Se Rendre
Pour un band longtemps défini par le volume, l'urgence, la spontanéité, qui carburait à la croyance qu'ils pouvaient physiquement changer le monde en quelque chose de mieux, musicalement, cet album a plutôt fait le contraire. Avec quelques pas vers l'arrière. En déshabillant ce qui avait été habilement habillé à une autre époque. Car il est question d'époque maintenant. Une époque où ses propres enfants ont un band. Pour un gars comme moi qui les as écouté de la pré-adolesence à facilement 23 ans, qui les as vus sur scène quand j'étais dans la quarantaine, c'était un chapître qui se fermait. Non je ne suis aucunement fan de remix, de réinventions, de nouvelles versions de sauces rebrassées, Donc cet album (double) ne l'ai jamais écouté, et ne l'écouterai probablement pas. Retravailler des morceaux qui m'ont accompagné de mes 12 ans à mes 50, c'est altérer qui je suis devenu.

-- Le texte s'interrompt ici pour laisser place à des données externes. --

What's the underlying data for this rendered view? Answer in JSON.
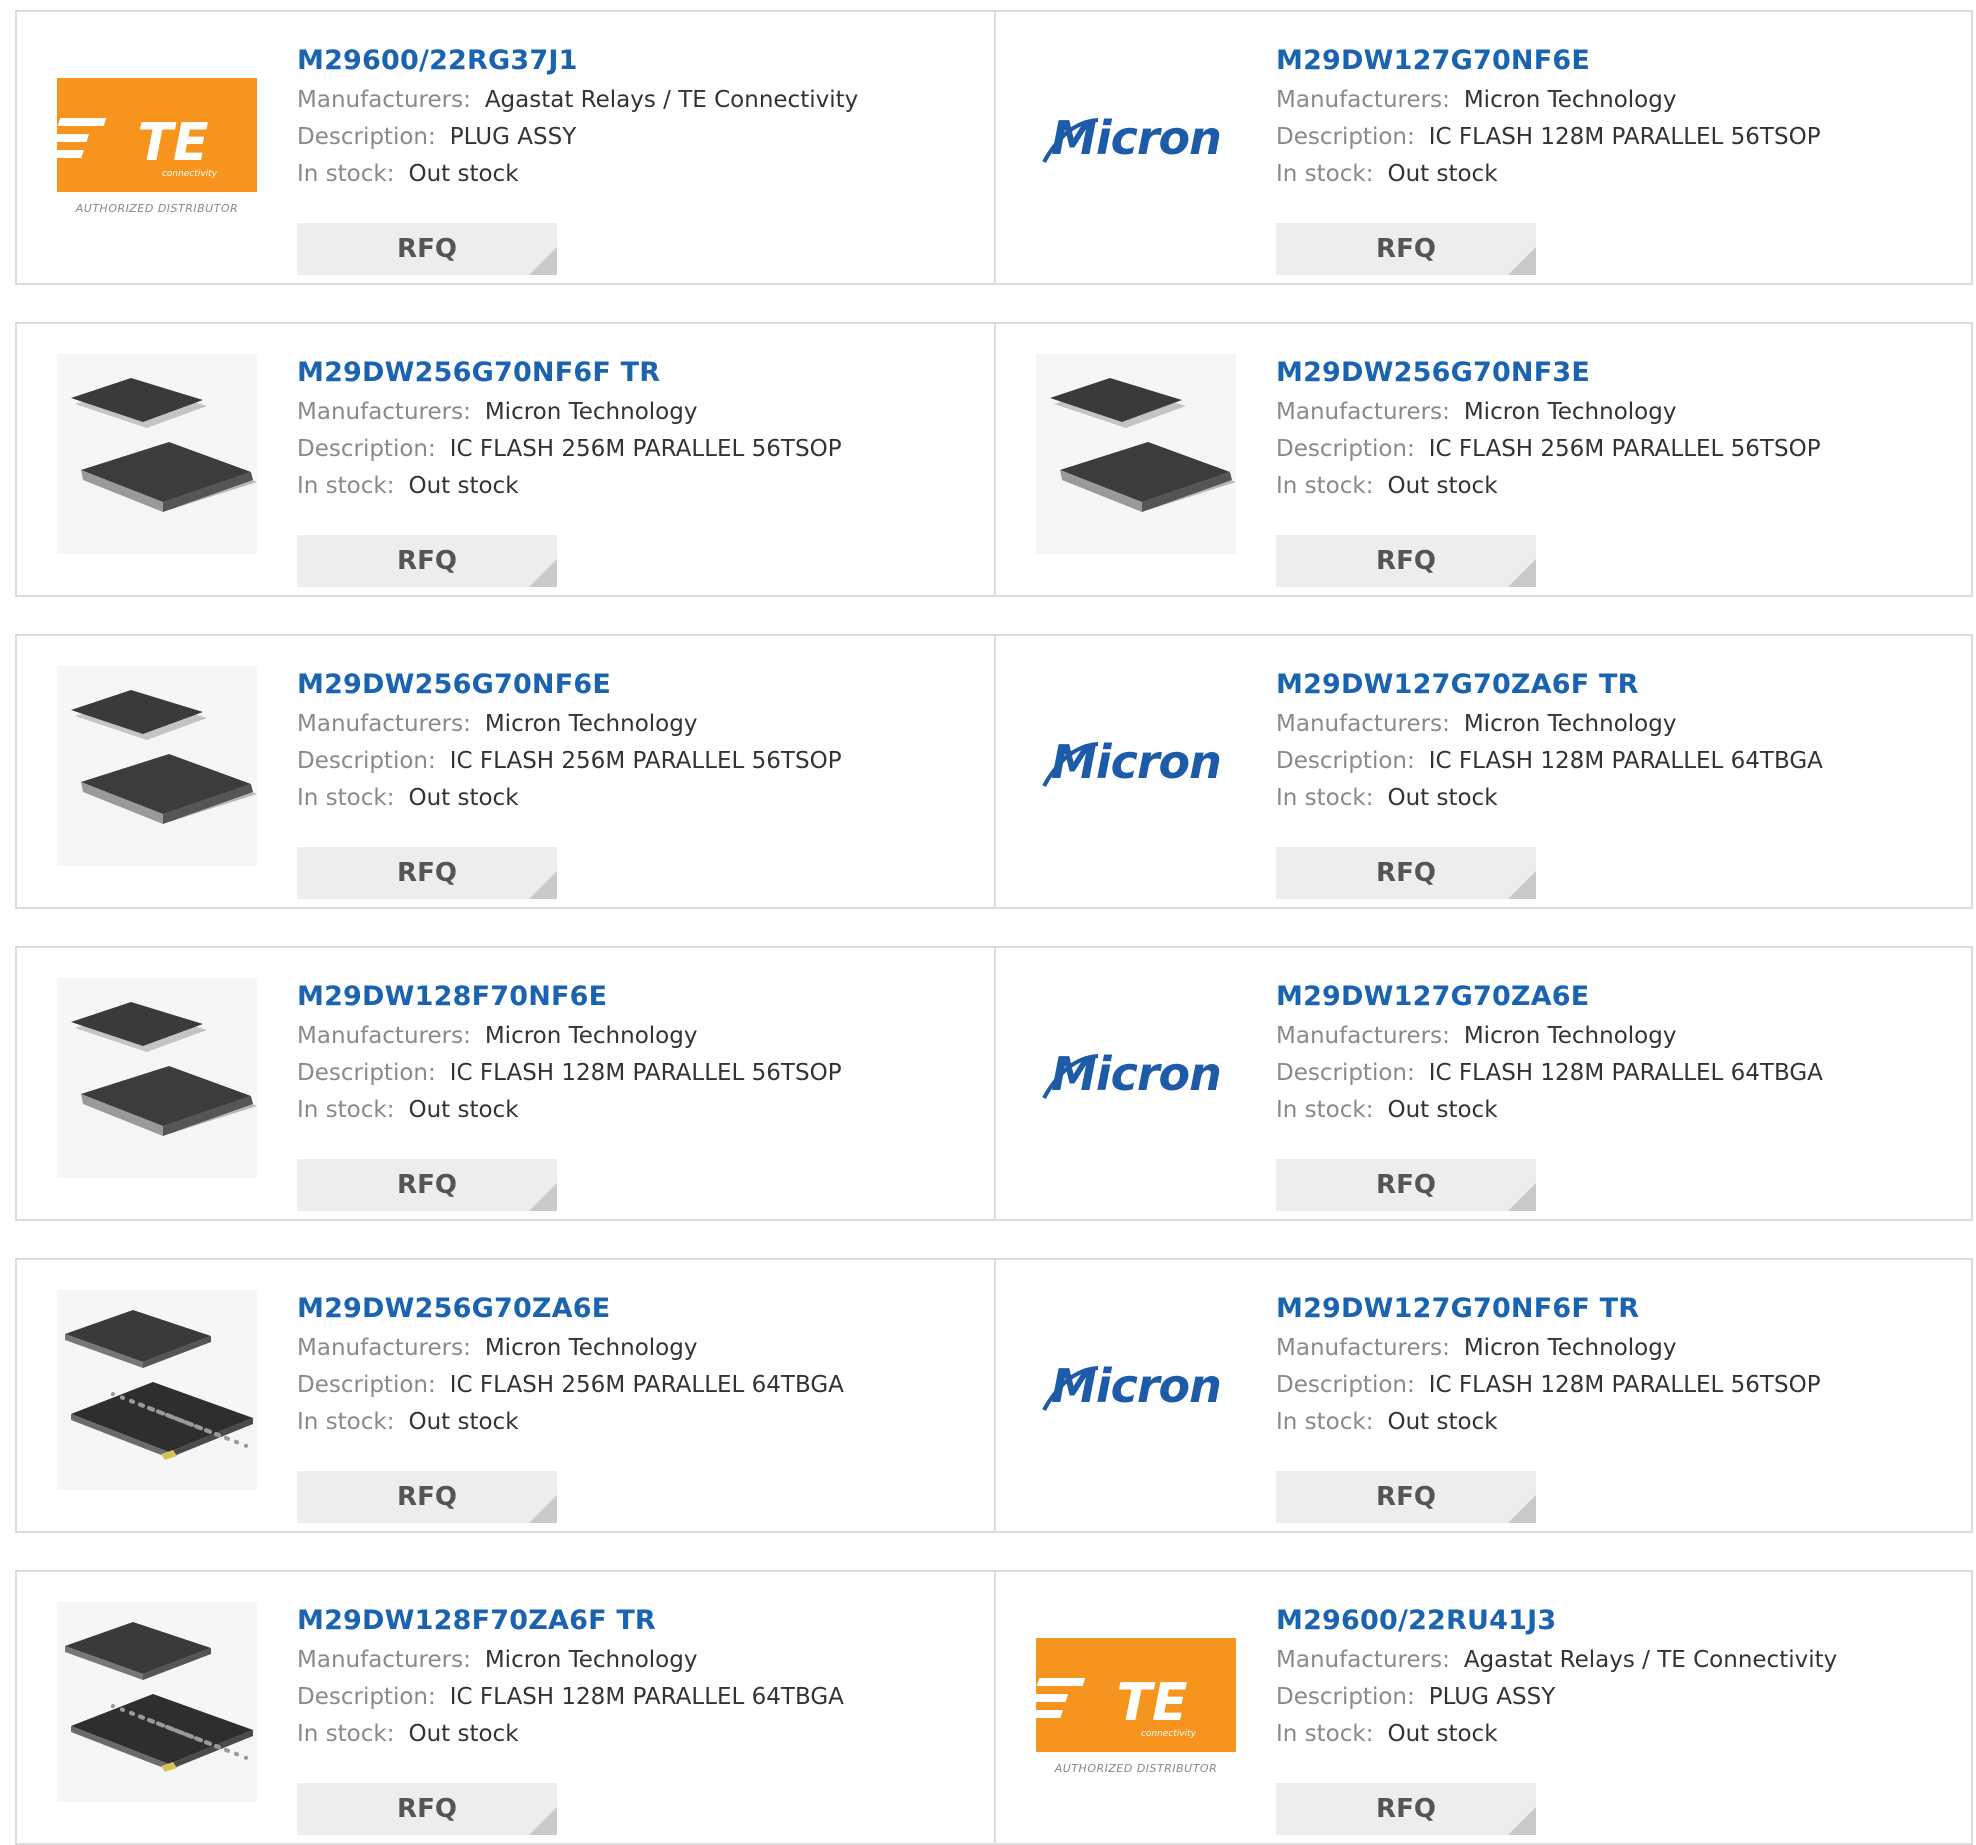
{
  "labels": {
    "manufacturers": "Manufacturers:",
    "description": "Description:",
    "stock": "In stock:",
    "rfq": "RFQ"
  },
  "colors": {
    "part_link": "#1a63b0",
    "te_orange": "#f7941d",
    "micron_blue": "#1d5aa8",
    "border": "#dcdcdc",
    "rfq_bg": "#ededed"
  },
  "logos": {
    "te_text": "TE",
    "te_sub": "connectivity",
    "te_tagline": "AUTHORIZED DISTRIBUTOR",
    "micron_text": "Micron"
  },
  "products": [
    {
      "part": "M29600/22RG37J1",
      "manufacturer": "Agastat Relays / TE Connectivity",
      "description": "PLUG ASSY",
      "stock": "Out stock",
      "image": "te-logo"
    },
    {
      "part": "M29DW127G70NF6E",
      "manufacturer": "Micron Technology",
      "description": "IC FLASH 128M PARALLEL 56TSOP",
      "stock": "Out stock",
      "image": "micron-logo"
    },
    {
      "part": "M29DW256G70NF6F TR",
      "manufacturer": "Micron Technology",
      "description": "IC FLASH 256M PARALLEL 56TSOP",
      "stock": "Out stock",
      "image": "tsop-chip"
    },
    {
      "part": "M29DW256G70NF3E",
      "manufacturer": "Micron Technology",
      "description": "IC FLASH 256M PARALLEL 56TSOP",
      "stock": "Out stock",
      "image": "tsop-chip"
    },
    {
      "part": "M29DW256G70NF6E",
      "manufacturer": "Micron Technology",
      "description": "IC FLASH 256M PARALLEL 56TSOP",
      "stock": "Out stock",
      "image": "tsop-chip"
    },
    {
      "part": "M29DW127G70ZA6F TR",
      "manufacturer": "Micron Technology",
      "description": "IC FLASH 128M PARALLEL 64TBGA",
      "stock": "Out stock",
      "image": "micron-logo"
    },
    {
      "part": "M29DW128F70NF6E",
      "manufacturer": "Micron Technology",
      "description": "IC FLASH 128M PARALLEL 56TSOP",
      "stock": "Out stock",
      "image": "tsop-chip"
    },
    {
      "part": "M29DW127G70ZA6E",
      "manufacturer": "Micron Technology",
      "description": "IC FLASH 128M PARALLEL 64TBGA",
      "stock": "Out stock",
      "image": "micron-logo"
    },
    {
      "part": "M29DW256G70ZA6E",
      "manufacturer": "Micron Technology",
      "description": "IC FLASH 256M PARALLEL 64TBGA",
      "stock": "Out stock",
      "image": "bga-chip"
    },
    {
      "part": "M29DW127G70NF6F TR",
      "manufacturer": "Micron Technology",
      "description": "IC FLASH 128M PARALLEL 56TSOP",
      "stock": "Out stock",
      "image": "micron-logo"
    },
    {
      "part": "M29DW128F70ZA6F TR",
      "manufacturer": "Micron Technology",
      "description": "IC FLASH 128M PARALLEL 64TBGA",
      "stock": "Out stock",
      "image": "bga-chip"
    },
    {
      "part": "M29600/22RU41J3",
      "manufacturer": "Agastat Relays / TE Connectivity",
      "description": "PLUG ASSY",
      "stock": "Out stock",
      "image": "te-logo"
    }
  ]
}
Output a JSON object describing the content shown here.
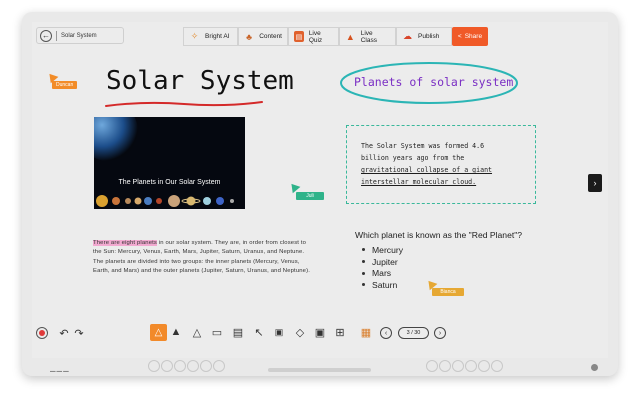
{
  "header": {
    "breadcrumb_title": "Solar System",
    "tools": [
      "Bright AI",
      "Content",
      "Live Quiz",
      "Live Class",
      "Publish"
    ],
    "share_label": "Share"
  },
  "canvas": {
    "main_heading": "Solar System",
    "circled_title": "Planets of solar system",
    "banner_title": "The Planets in Our Solar System",
    "note_lines": [
      "The Solar System was formed 4.6",
      "billion years ago from the",
      "gravitational collapse of a giant",
      "interstellar molecular cloud."
    ],
    "paragraph_hl": "There are eight planets",
    "paragraph_rest": " in our solar system. They are, in order from closest to the Sun: Mercury, Venus, Earth, Mars, Jupiter, Saturn, Uranus, and Neptune. The planets are divided into two groups: the inner planets (Mercury, Venus, Earth, and Mars) and the outer planets (Jupiter, Saturn, Uranus, and Neptune).",
    "quiz_question": "Which planet is known as the \"Red Planet\"?",
    "quiz_options": [
      "Mercury",
      "Jupiter",
      "Mars",
      "Saturn"
    ]
  },
  "cursors": [
    {
      "name": "Duncan",
      "color": "#f28c28"
    },
    {
      "name": "Juli",
      "color": "#2fb38a"
    },
    {
      "name": "Bianca",
      "color": "#e6a833"
    }
  ],
  "pager": {
    "label": "3 / 30"
  },
  "colors": {
    "accent": "#f05a28",
    "note_border": "#3ab89b",
    "title_purple": "#7b2fc4",
    "underline_red": "#d42a2a",
    "circle_teal": "#2bb5b5"
  }
}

Mais si c'était pour enfin rendre les armes, ça me parait aussi tout simplement honnête. Voici ce qu'on a toujours joué, et comment on se réinvente les mêmes poèmes musicaux.
U2 n'est pas né complètement formé. Il est né brut et punk. Jeune, incertain, parfois inconfortable, et ouvertement en recherche de quelques chose. De naïf. Un monde bon quand il vire mal. Je me présente moi-même avec la même naïveté sincère. Un homme bien dans un monde mal. Je crois encore fermement que d'avancer honnêtement dans la vie, est une forme de subversivité punk de nos jours. La vie me convainc toujours de ça en tout cas. Ils n'ont jamais prétendu avoir de réponses. Mais ont souvent poser les questions très fort. Le jeune U2 était fébrile. Spirituel. Politique. Émotif. Mais aussi vulnérable. Ils avaient une foi certaine. Un activisme et une envie de justice innée. Sans cynisme. Plein d'espoir. Plus jeune, notre génération X n'avaient pas les mots pour ça. Mais nous vibrions sur ces mêmes rythmes.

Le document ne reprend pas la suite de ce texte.